I do have the temp software mod and lowered the temperatures a bit and they seemed to print a bit better on the backside, see images on my hub page. I also tried one in each corner of the plate/mesh all at the same time on fine sped setting to see if it was a warping thing (heating element is on centre of plate, I have modded that from 50c to 90c for larger prints).
However there is always room for improvement may I ask what ABS and/or PLA you use in your mini ? Always the UP filament or another that works well ? And where do you order from ?
i have had mixed success with PLA, the extruded can never grab the likes of faberdashery easily and always click click clicks at start of the print, have you found any pla that works well with it (if I start a job and feed it in at same time it works fine, but have to so this for each PLA print) again temps lower via the mod, the output is fine but its a pain in the rear.
Thanks James,
There is the option to print with doors open and a small desk fan blowing in there (the same as I do for PLA printing on this printer, having lowered temps with the software mod). I could also try a lower extrusion temp too. Also the print head has a selector for directing more air onto the print as it comes out which I presume will cool it quicker too, probably a good idea for Marv as he is so small.

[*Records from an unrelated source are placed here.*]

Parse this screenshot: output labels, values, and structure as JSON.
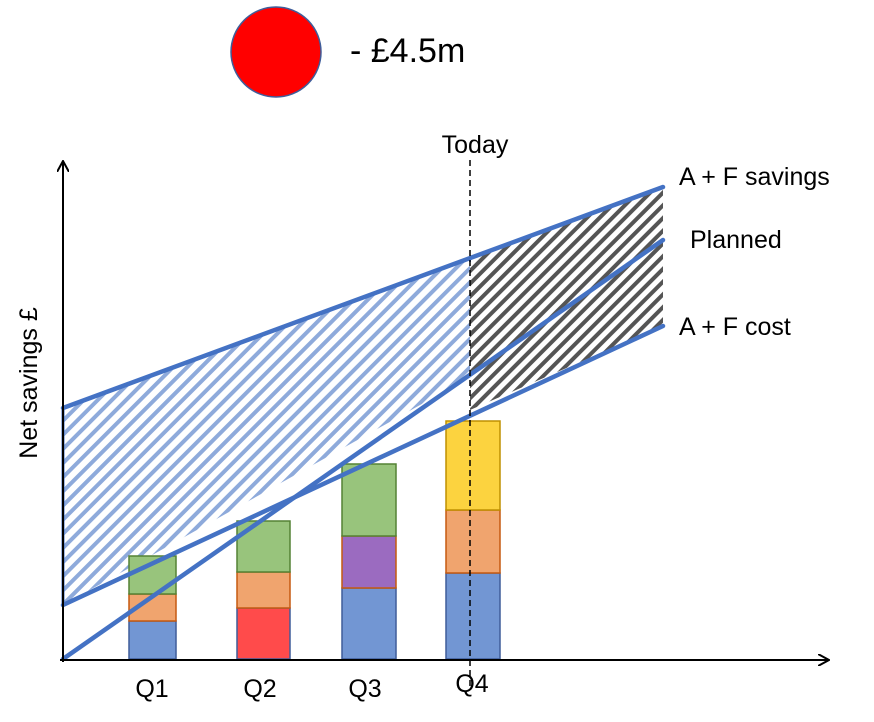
{
  "indicator": {
    "status_color": "#ff0000",
    "value_label": "- £4.5m"
  },
  "axes": {
    "y_label": "Net savings £"
  },
  "marker": {
    "label": "Today"
  },
  "lines": {
    "savings_label": "A + F savings",
    "planned_label": "Planned",
    "cost_label": "A + F cost",
    "color": "#4472c4"
  },
  "quarters": [
    {
      "label": "Q1",
      "segments": [
        "#7296d3",
        "#f0a46e",
        "#98c47c"
      ]
    },
    {
      "label": "Q2",
      "segments": [
        "#ff4b4b",
        "#f0a46e",
        "#98c47c"
      ]
    },
    {
      "label": "Q3",
      "segments": [
        "#7296d3",
        "#9b6bc0",
        "#98c47c"
      ]
    },
    {
      "label": "Q4",
      "segments": [
        "#7296d3",
        "#f0a46e",
        "#fcd33f"
      ]
    }
  ]
}
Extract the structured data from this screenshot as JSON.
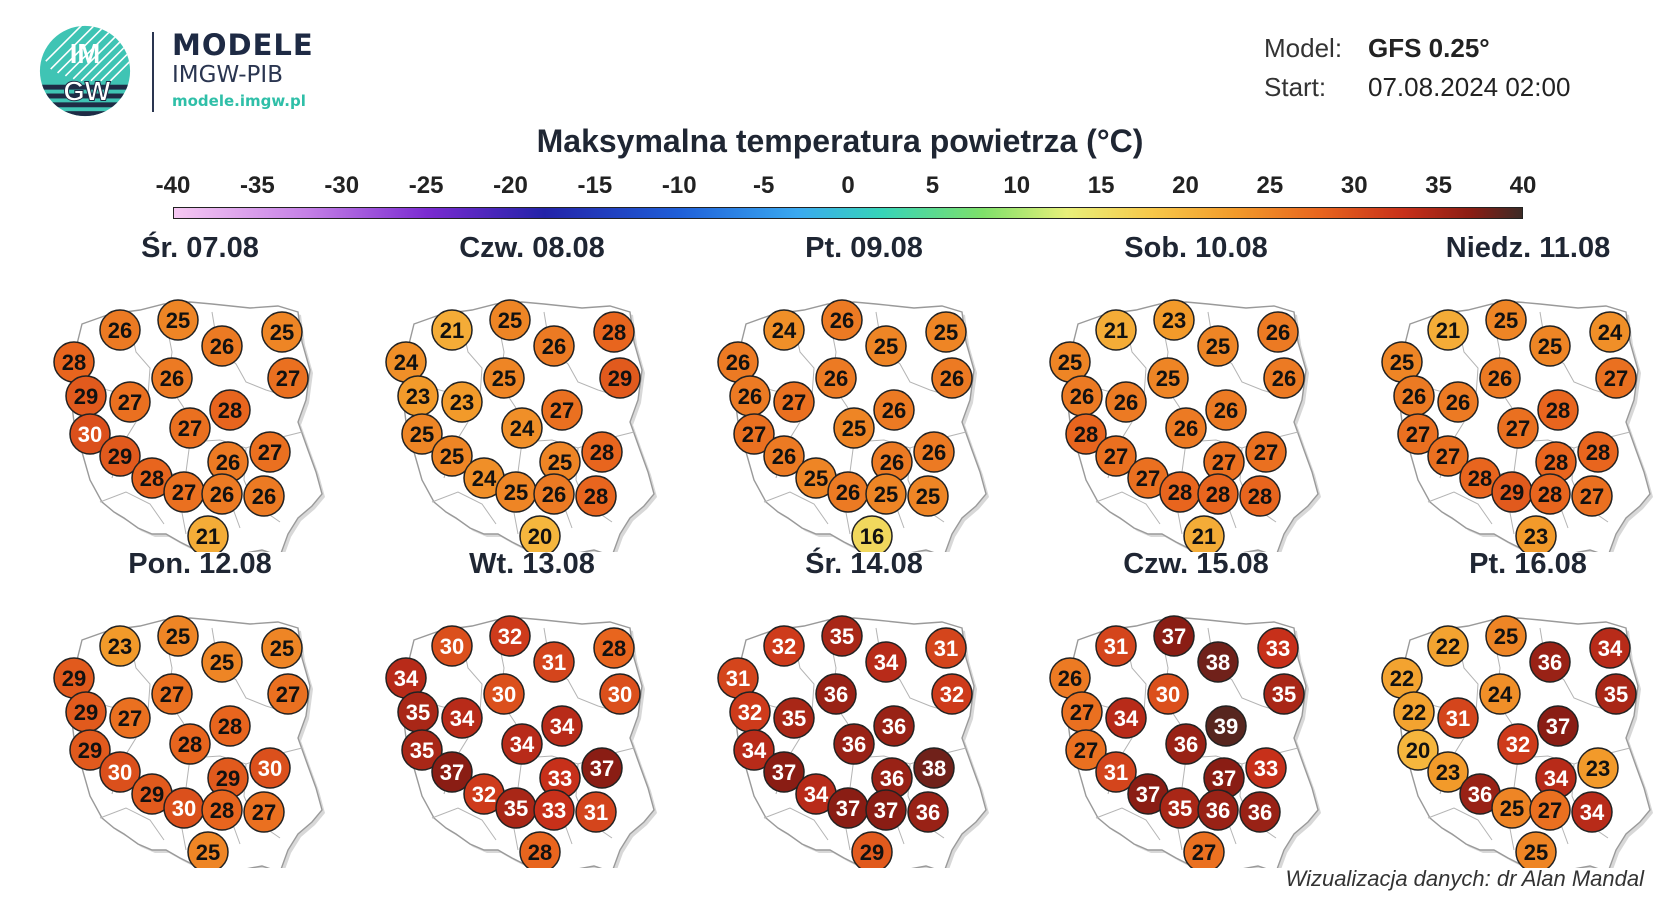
{
  "header": {
    "logo_text_top": "IM",
    "logo_text_bottom": "GW",
    "brand_title": "MODELE",
    "brand_subtitle": "IMGW-PIB",
    "brand_url": "modele.imgw.pl",
    "model_label": "Model:",
    "model_value": "GFS 0.25°",
    "start_label": "Start:",
    "start_value": "07.08.2024 02:00"
  },
  "title": "Maksymalna temperatura powietrza (°C)",
  "colorbar": {
    "ticks": [
      "-40",
      "-35",
      "-30",
      "-25",
      "-20",
      "-15",
      "-10",
      "-5",
      "0",
      "5",
      "10",
      "15",
      "20",
      "25",
      "30",
      "35",
      "40"
    ],
    "min": -40,
    "max": 40,
    "stops": [
      {
        "t": -40,
        "color": "#f6c8f2"
      },
      {
        "t": -32,
        "color": "#c47fe6"
      },
      {
        "t": -25,
        "color": "#7b2bd1"
      },
      {
        "t": -18,
        "color": "#2323a8"
      },
      {
        "t": -10,
        "color": "#1f5fd8"
      },
      {
        "t": -3,
        "color": "#3aa9f0"
      },
      {
        "t": 2,
        "color": "#36d4b8"
      },
      {
        "t": 8,
        "color": "#7ee06a"
      },
      {
        "t": 13,
        "color": "#e8f07a"
      },
      {
        "t": 18,
        "color": "#f7c84a"
      },
      {
        "t": 23,
        "color": "#f29a2a"
      },
      {
        "t": 28,
        "color": "#e8651e"
      },
      {
        "t": 33,
        "color": "#c7301a"
      },
      {
        "t": 37,
        "color": "#8a1d14"
      },
      {
        "t": 40,
        "color": "#3d2a25"
      }
    ]
  },
  "days": [
    {
      "label": "Śr. 07.08",
      "values": [
        28,
        26,
        25,
        26,
        25,
        27,
        29,
        27,
        26,
        28,
        30,
        27,
        29,
        26,
        27,
        28,
        27,
        26,
        26,
        21
      ]
    },
    {
      "label": "Czw. 08.08",
      "values": [
        24,
        21,
        25,
        26,
        28,
        29,
        23,
        23,
        25,
        27,
        25,
        24,
        25,
        25,
        28,
        24,
        25,
        26,
        28,
        20
      ]
    },
    {
      "label": "Pt. 09.08",
      "values": [
        26,
        24,
        26,
        25,
        25,
        26,
        26,
        27,
        26,
        26,
        27,
        25,
        26,
        26,
        26,
        25,
        26,
        25,
        25,
        16
      ]
    },
    {
      "label": "Sob. 10.08",
      "values": [
        25,
        21,
        23,
        25,
        26,
        26,
        26,
        26,
        25,
        26,
        28,
        26,
        27,
        27,
        27,
        27,
        28,
        28,
        28,
        21
      ]
    },
    {
      "label": "Niedz. 11.08",
      "values": [
        25,
        21,
        25,
        25,
        24,
        27,
        26,
        26,
        26,
        28,
        27,
        27,
        27,
        28,
        28,
        28,
        29,
        28,
        27,
        23
      ]
    },
    {
      "label": "Pon. 12.08",
      "values": [
        29,
        23,
        25,
        25,
        25,
        27,
        29,
        27,
        27,
        28,
        29,
        28,
        30,
        29,
        30,
        29,
        30,
        28,
        27,
        25
      ]
    },
    {
      "label": "Wt. 13.08",
      "values": [
        34,
        30,
        32,
        31,
        28,
        30,
        35,
        34,
        30,
        34,
        35,
        34,
        37,
        33,
        37,
        32,
        35,
        33,
        31,
        28
      ]
    },
    {
      "label": "Śr. 14.08",
      "values": [
        31,
        32,
        35,
        34,
        31,
        32,
        32,
        35,
        36,
        36,
        34,
        36,
        37,
        36,
        38,
        34,
        37,
        37,
        36,
        29
      ]
    },
    {
      "label": "Czw. 15.08",
      "values": [
        26,
        31,
        37,
        38,
        33,
        35,
        27,
        34,
        30,
        39,
        27,
        36,
        31,
        37,
        33,
        37,
        35,
        36,
        36,
        27
      ]
    },
    {
      "label": "Pt. 16.08",
      "values": [
        22,
        22,
        25,
        36,
        34,
        35,
        22,
        31,
        24,
        37,
        20,
        32,
        23,
        34,
        23,
        36,
        25,
        27,
        34,
        25
      ]
    }
  ],
  "credit": "Wizualizacja danych: dr Alan Mandal"
}
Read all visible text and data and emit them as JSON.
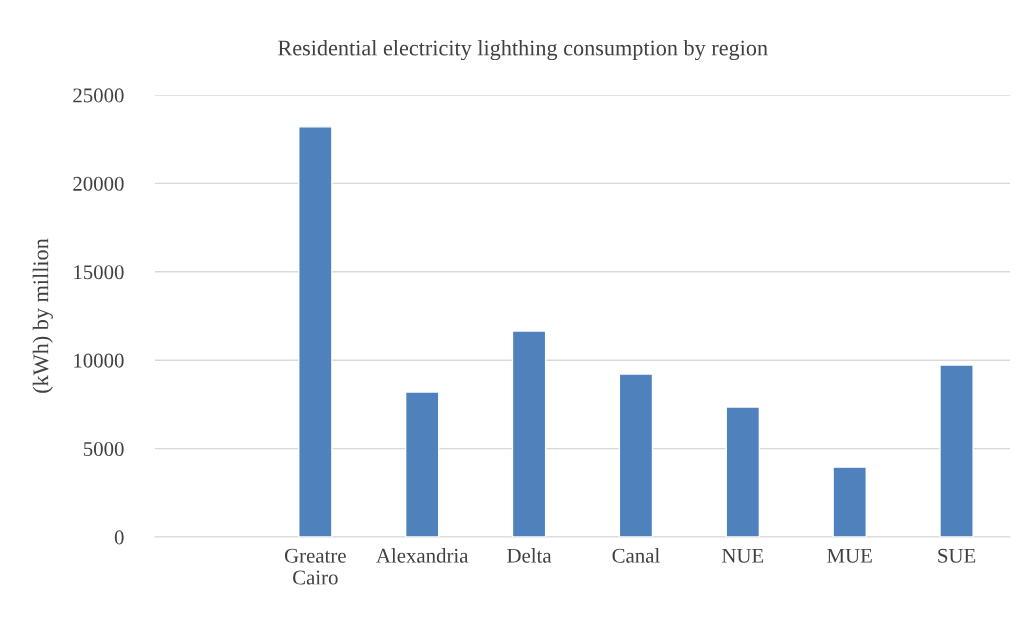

I will give thrm all a try tomorrow and report back, thanks again.
well here is the orange PLA (faberdashery) the first one didn’t print too well using standard UP temperatures, I changed the print temp to 230, the under extruding problem seems to have gone now but its just not quite as sharp on the bottom of Marvs helpmeet, its the only place I notice it really, grey and white are ABS ,PLA orange in the middle, welcome any thoughts on sharpening up the edge of the helmet in the PLA
You should eb able to go lower on that temp - 230C is more an ABS temp. Faberdashery stuff is usually a better grade of PLA so it would be on the higher end, like 210C. Just listen for a jam towards the first few minutes so you can catch it early if it’s too low and save yourself having to clean out PLA dust form the jam.
Other than that, front and top open of course and a fan direct on the print (wind barrier fan is not enough). If you can’t direct it well on to the print insulate/screen your hotend and nozzle as best you can. Forcing the hotend to work harder can result in more heat working up in to the top of the extruder.
If I may offer my experience with acetone vapor smoothing for ABS.
I find that using only vapor, the detail of the print is damaged too much by the time the required smooth finish is achieved. To overcome this, I do my treatment as a 2 part process :
I use step 1 to strengthen the part ( using the acetone to better join the layers ), and then step 2 to make it look good and glossy.
Note : I do not sand any part until after step 1. I think that if you sand the part, you are clogging the small gaps between layers with dust and limiting how well the acetone can work.
so step 1 : to strengthen the part, I either dip the entire part in acetone, or if it is larger I use a 1cm wide paintbrush and paint on the acetone. After each I shake / blow off the excess acetone.
After step 1, the part will have a white / light patchy stain over most parts, and you’ll think you have ruined your print - do not worry - you have not.
Leave it for 1 hour for the acetone to evaporate and the ABS to harden. You can then do any sanding that you want.
Step 2 is to give the part the gloss shine - do a hot acetone vapor treatment and you’ll see the discoloration disappear within a few seconds. Vapor treatment only takes about 5 to 10 seconds.
My hot acetone vapor treatment takes me about 4 minutes in total from start to glossy print.
I use an old cheap tin cooking pot, about 2-3 liter capacity. A large deep metal coffee tin would work just as well.
I rinse the pot with a little water, pour out the water, and then heat the pot on an outdoors gas cooker ( bbq ).
Heat until the last of the water has boiled away. This means that the pot is now hot.
Use a small jar to measure about 30ml acetone - keep it covered and away from the gas flame.
Turn off the gas - this is an important step !!
Now pour the acetone in to the pot and put on the lid.
Wait about 20 - 30 seconds for the acetone to vaporize.
Slide off the lid and insert your print ( hanging from a wire or cotton thread ).
You can watch the color return and the gloss appear in a few seconds.
Remove the part and hang to dry for 15 minutes.
Done.
Thanks. I am going to give this a try. I never thought to use acetone to strengthen the layer bond. New tool for the 3D printing tool box.